Ben gebeliğimi öğrendikten sonra toksoplazma anitikorlarıma baktırdım. Hem İgM hem İgG negatifti. Yani çok dikkatli davranmam gerekiyordu. Çok zorda kalmadıkça dışardan yememeye ve evde hazırladıklarımında temizliğine çok dikkat ettim ve bir süre sokak hayvanlarındanda uzak durdum. (sevdiğimi anladıklarından herhalde nereye gitsem bi kedi bi köpek mutlaka takılır peşime)
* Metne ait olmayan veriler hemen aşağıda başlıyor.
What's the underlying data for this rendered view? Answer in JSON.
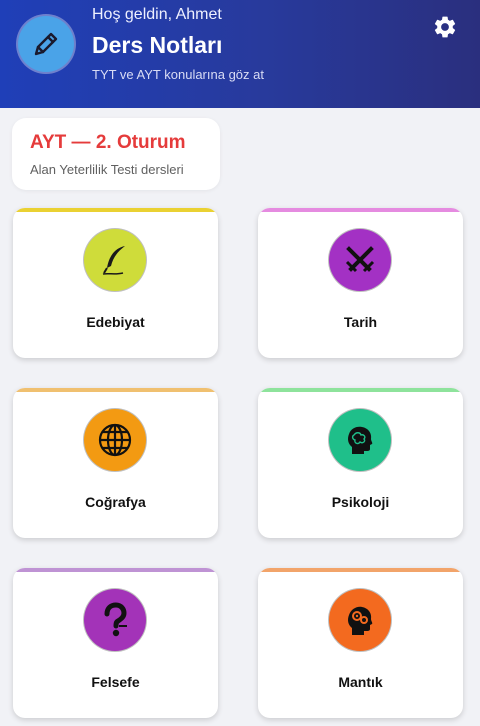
{
  "header": {
    "greeting": "Hoş geldin, Ahmet",
    "title": "Ders Notları",
    "subtitle": "TYT ve AYT konularına göz at",
    "app_icon": "pencil-icon",
    "settings_icon": "gear-icon"
  },
  "session": {
    "title": "AYT — 2. Oturum",
    "subtitle": "Alan Yeterlilik Testi dersleri",
    "title_color": "#e53b3b"
  },
  "subjects": [
    {
      "label": "Edebiyat",
      "icon": "quill-icon",
      "icon_bg": "#cfdc3a",
      "bar_color": "#ead132"
    },
    {
      "label": "Tarih",
      "icon": "crossed-swords-icon",
      "icon_bg": "#a331c4",
      "bar_color": "#e58be0"
    },
    {
      "label": "Coğrafya",
      "icon": "globe-icon",
      "icon_bg": "#f39a12",
      "bar_color": "#f0c070"
    },
    {
      "label": "Psikoloji",
      "icon": "head-icon",
      "icon_bg": "#1fbf8a",
      "bar_color": "#8ee39c"
    },
    {
      "label": "Felsefe",
      "icon": "question-mark-icon",
      "icon_bg": "#a333b8",
      "bar_color": "#bf93d4"
    },
    {
      "label": "Mantık",
      "icon": "brain-gears-icon",
      "icon_bg": "#f36a1f",
      "bar_color": "#f2a46a"
    }
  ]
}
Hamile olmanız evcil hayvanlarınızdan  vazgeçmeniz demek değildir Benim kedilerim bana çok bağlılar ve tüm gebeliğim boyunca olduklarından  çok daha sakin davranışlar gösterdiler.  göbeğim büyüdükçe  onlarda   göbeğime daha yakın yerlere yatıp  benimle uyuklamaya  başladılar. 
Korunmak için ne yapalım ?? (Bu sorunun cevabı  kedileri sokağa atalım  köpeklerin kuyruguna  teneke bağlayalım ki   gelirlerse sesi duyar kaçarız degildir )
Gebelikte evde kedi besleyenlerin bazı hususlara dikkat etmesi gerekir:
Kedinin dışkısı ile gebeler temas etmemelidir. Kedinin dışkısını ve kumunu evde gebe olmayan kişiler temizlemeli. Kediye dokunduktan sonra ellerinizi sabunla yıkamalısınız. Köpeklerle bu hastalığın direkt bir ilgisi yoktur ancak kediyle veya kedi dışkısıyla temas etmiş bir köpekten de enfeksiyon alınabilir.
Çiğ et ya da az pişmiş et, salam, sucuk gibi yiyecekleri yememelisiniz.
Çiğ etle çıplak elle temas sonrası ellerinizi iyice yıkamalısınız.
Çiğ eti kestiğiniz bıçakları iyice yıkamalısınız.
Meyve ve sebzeleri bol su ile yıkayarak yemelisiniz ve bunları elledikten sonra da ellerinizi yıkamalısınız.
Kediler dışarı çıkarılmamalı ve konserve besinlerle beslenmeli.
Bahçe ve toprak ile çıplak elle temas edilmemeli, temas edilse bile eller iyice yıkanmalıdır.
Eller ağıza ve göze sürülmemelidir.

Ookist taşıyabilecek sinek ya da böceklerden korunmak amacıyla pencere filtreleri kulllanın.


2 yorum:

  1. Merhabalar, tam da bugün karşıma çıktı blogunuz ve bu yazı, çok sevindim. Ben de bugün (36. haftadayım) gebelik, kediler ve bebeklerle ilgili bir yazı yazmıştım. Sizin yazınız da üstüne denk geldi.. Hatta yazının sonuna blogunuza link verdim, umarım bir sakıncası yoktur.
    Yazdıklarınız da bana umut verdi bebekli kedili hayata dair, teşekkürler,
    Sevgiler..

    YanıtlaSil
    Yanıtlar
    1. çok teşekkür ederim: ) .. umarım sizin gibi bir çok kişiye umut verir ve yardımcı olur. Zira her geçen gün kedilerle arası daha da iyi oluyor ve onları oyun arkaaşı gibi görüyor.